According to Waslen, the learning curve was steep: The team was lean, e-commerce hadn't quite taken off in Singapore yet, and other platforms and blackmarket sites were selling similar products out of China for up to 70% less.
"But we developed such a beautiful brand experience, like in the images we used, our marketing campaigns, and social media. And we had an amazing customer experience: We picked up every phone call and hand-delivered every item in beautiful packaging," she said.
Waslen says she brought the same customer-oriented approach to DayAway, which she bootstrapped until closing an initial round of $350,000 in seed funding in late March. Waslen declined to provide further details on the funding, saying only that it was from a small group of investors from Singapore, the United States, and Europe.
Her advisory panel includes Roger Egan III, cofounder and CEO of Redmart, and Daniel Pristavec, an early Airbnb employee.
Singapore was instrumental in DayAway's success
Waslen says one of the main reasons she managed to bring DayAway to fruition in under a year is because she launched it in Singapore.
"If I did this in New York, this would have been such a battle and I don't know that I would have gotten to this point," she said. "But in Singapore, it's phenomenal how people are so willing to network, be collaborative and be receptive to new ideas.
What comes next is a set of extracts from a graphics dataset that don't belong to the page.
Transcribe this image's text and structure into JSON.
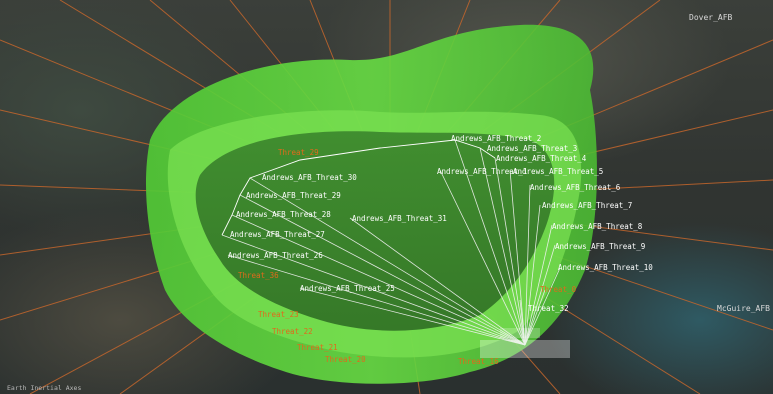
{
  "view": {
    "frame_label": "Earth Inertial Axes"
  },
  "sites": {
    "dover": "Dover_AFB",
    "mcguire": "McGuire_AFB"
  },
  "andrews_labels": [
    "Andrews_AFB_Threat_2",
    "Andrews_AFB_Threat_3",
    "Andrews_AFB_Threat_4",
    "Andrews_AFB_Threat_5",
    "Andrews_AFB_Threat_6",
    "Andrews_AFB_Threat_7",
    "Andrews_AFB_Threat_8",
    "Andrews_AFB_Threat_9",
    "Andrews_AFB_Threat_10",
    "Andrews_AFB_Threat_30",
    "Andrews_AFB_Threat_29",
    "Andrews_AFB_Threat_28",
    "Andrews_AFB_Threat_27",
    "Andrews_AFB_Threat_26",
    "Andrews_AFB_Threat_25",
    "Andrews_AFB_Threat_31",
    "Andrews_AFB_Threat_1"
  ],
  "threat_labels": [
    "Threat_32",
    "Threat_23",
    "Threat_22",
    "Threat_21",
    "Threat_20",
    "Threat_0",
    "Threat_36",
    "Threat_16",
    "Threat_29"
  ],
  "colors": {
    "shell_outer": "#5fd63a",
    "shell_inner": "#3f8f2a",
    "ray": "#c4662c",
    "label_white": "#ffffff",
    "label_orange": "#e06a1c"
  }
}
One person would introduce me to five people, then those five people would introduce me to five more."
The pandemic too has proven an unlikely catalyst, according to Waslen, who observed that amidst its devastation, COVID-19 has also created opportunity, such as by opening up conversations with hotels searching for new revenue streams.
Following a recent spike in COVID-19 cases, Singapore tightened restrictions on movements and activities through the middle of June. Waslen is planning to use this time to onboard more hotels and experiences. Beyond that are ambitious plans to expand into international markets and take the company public one day.
For now, though, she's fully committed to what she's building.
"I'm not at a point in my career where I can just think, 'Lots of first-time CEOs fail on the first try,' and move on to the next entrepreneurial project," said Waslen. "DayAway is it for me, because I think it has unlimited potential across the globe."